Secondo le definizioni di alcuni prodotti commerciali, un siero può essere a base di olio oppure a base di gel o a base di un’emulsione “sottile”. È interessante, allora, approfondire quali sono le forme cosmetiche più utilizzate dai formulatori per elaborare questi specifici trattamenti. Partiamo dalla soluzione oleosa: in genere contiene una base di oli che fungono da vettori e che sono i cosiddetti oli secchi, perché hanno un’alta assorbibilità per la pelle. Essi devono anche avere compatibilità con principi attivi specifici, come vitamine, polifenoli, estratti vegetali, utilizzati nella loro forma lipofila. Possono contenere un profumo, per mascherare eventuali odori sgradevoli, e in genere contengono tutti un antiossidante, come la vitamina E, che funge anche da principio attivo.

I sieri in soluzione gelificata, invece, sono soluzioni generalmente acquose ispessite con l’aggiunta di polimeri, derivati della cellulosa o agenti ispessenti di origine naturale. Gli idrogel sono un ottimo veicolo per numerosi principi attivi idrosolubili. Generalmente, a seconda del tipo di sostanza inserita, il gel può apparire completamente oppure leggermente incolore , ma si può anche colorarlo, e spesso ciò viene fatto anche per renderlo più accattivante, con l’aggiunta di gliceriti vegetali, inclusi gli estratti colorati.

Nonostante le ottime proprietà reologiche e cosmetiche, talvolta l’utilizzo del gel potrebbe lasciare sulla cute una spiacevole sensazione collosa, legata per lo più alla presenza in eccesso dell’elemento gelificante. Se, però, il siero in gel ha una formulazione bilanciata, trasmette una sensazione sulla pelle di rassodamento e di compattezza. Poiché, inoltre, questa formulazione è a base d’acqua, si possono incorporare moltissimi estratti idrofili, solitamente di tipo vegetale. Nella realizzazione di un siero in gel è fondamentale anche il giusto spessore e la consistenza, in modo da poter erogare correttamente il prodotto e ottenere una consistenza finale che non cola.

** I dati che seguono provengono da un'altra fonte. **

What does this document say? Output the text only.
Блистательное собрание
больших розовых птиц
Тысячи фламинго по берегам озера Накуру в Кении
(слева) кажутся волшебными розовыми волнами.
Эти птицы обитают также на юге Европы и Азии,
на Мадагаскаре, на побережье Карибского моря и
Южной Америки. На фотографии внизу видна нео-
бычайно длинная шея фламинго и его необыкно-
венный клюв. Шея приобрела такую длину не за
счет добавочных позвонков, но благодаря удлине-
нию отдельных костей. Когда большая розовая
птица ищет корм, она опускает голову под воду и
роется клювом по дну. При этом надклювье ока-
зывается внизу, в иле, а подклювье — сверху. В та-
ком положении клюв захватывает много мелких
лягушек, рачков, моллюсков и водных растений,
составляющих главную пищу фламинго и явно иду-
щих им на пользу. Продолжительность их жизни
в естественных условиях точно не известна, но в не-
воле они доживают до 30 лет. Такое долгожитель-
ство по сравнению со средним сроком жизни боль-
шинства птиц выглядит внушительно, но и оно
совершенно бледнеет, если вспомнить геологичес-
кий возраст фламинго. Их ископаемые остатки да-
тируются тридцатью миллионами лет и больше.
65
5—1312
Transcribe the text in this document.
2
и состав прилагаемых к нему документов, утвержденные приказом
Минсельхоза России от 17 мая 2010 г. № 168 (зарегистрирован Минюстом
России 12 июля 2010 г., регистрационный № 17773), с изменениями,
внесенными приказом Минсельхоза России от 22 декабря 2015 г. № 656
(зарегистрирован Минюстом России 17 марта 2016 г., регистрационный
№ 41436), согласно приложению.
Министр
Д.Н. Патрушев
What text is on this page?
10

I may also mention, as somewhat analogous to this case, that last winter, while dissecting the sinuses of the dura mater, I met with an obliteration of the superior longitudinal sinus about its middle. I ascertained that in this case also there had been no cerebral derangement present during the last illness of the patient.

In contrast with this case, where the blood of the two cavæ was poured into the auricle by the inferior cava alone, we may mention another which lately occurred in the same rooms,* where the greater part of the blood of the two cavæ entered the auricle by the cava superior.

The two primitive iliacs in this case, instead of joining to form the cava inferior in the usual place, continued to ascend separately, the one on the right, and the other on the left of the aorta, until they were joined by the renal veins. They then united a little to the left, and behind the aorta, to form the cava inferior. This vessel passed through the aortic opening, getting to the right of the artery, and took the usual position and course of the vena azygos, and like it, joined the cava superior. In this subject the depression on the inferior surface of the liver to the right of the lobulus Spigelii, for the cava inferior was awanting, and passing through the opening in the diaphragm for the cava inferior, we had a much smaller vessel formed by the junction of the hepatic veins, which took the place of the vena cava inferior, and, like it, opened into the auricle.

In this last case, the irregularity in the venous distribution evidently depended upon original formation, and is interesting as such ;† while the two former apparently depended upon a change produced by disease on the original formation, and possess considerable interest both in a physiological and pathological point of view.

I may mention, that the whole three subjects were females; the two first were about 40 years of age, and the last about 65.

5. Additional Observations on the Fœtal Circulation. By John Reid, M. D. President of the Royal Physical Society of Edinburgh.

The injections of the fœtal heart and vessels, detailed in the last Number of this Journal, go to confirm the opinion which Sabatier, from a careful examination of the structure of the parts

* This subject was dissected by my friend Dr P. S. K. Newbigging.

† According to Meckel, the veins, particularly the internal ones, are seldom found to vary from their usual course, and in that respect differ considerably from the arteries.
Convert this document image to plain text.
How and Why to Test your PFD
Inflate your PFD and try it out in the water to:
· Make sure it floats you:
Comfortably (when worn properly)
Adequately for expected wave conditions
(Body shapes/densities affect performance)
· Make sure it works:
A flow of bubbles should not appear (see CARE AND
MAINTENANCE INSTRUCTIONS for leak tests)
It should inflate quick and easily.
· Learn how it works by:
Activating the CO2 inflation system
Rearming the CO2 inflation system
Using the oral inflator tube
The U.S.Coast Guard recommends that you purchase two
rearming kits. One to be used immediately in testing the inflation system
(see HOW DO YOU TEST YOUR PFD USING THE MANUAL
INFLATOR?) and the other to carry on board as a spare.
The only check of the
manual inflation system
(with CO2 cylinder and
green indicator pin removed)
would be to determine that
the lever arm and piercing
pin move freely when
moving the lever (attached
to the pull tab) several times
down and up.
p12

Infine, i sieri a base acquosa/idroalcolica sono simili ai sieri in gel, ma non contengono l’agente gelificante. Tali prodotti hanno una formulazione abbastanza semplice: contengono sostanze idrofile di vario tipo, come gli idrosol, che possono avere proprietà idratanti, tonificanti per la pelle e riequilibranti. Vengono solitamente utilizzati gli umettanti, che aiutano il siero ad aderire meglio alla pelle. L’eventuale presenza dell’alcool migliora la conservazione del prodotto e la dissoluzione di principi attivi di difficile incorporazione.

Solitamente i sieri sono costituiti da emulsioni di olio in acqua, in quanto si tratta di formulazioni abbastanza fluide, facilmente assorbibili, che si presentano quasi come latti nutrienti. Il vantaggio di queste formule è che possono contenere sia principi attivi idrofili, sia lipofili e, quindi, possono essere particolarmente arricchite senza avere problemi di solubilizzazione. Possono essere, inoltre, inseriti polimeri o derivati della cellulosa, entrambi stabilizzanti dell’emulsione che, però, aumentano la viscosità e, dunque, devono essere attentamente bilanciati dal formulatore. I nuovi polimeri acrilici hanno un ampio intervallo di pH, sono facili da incorporare e disperdere sia nella fase oleosa, sia in quella acquosa, ma soprattutto danno alla pelle una sensazione morbida e setosa.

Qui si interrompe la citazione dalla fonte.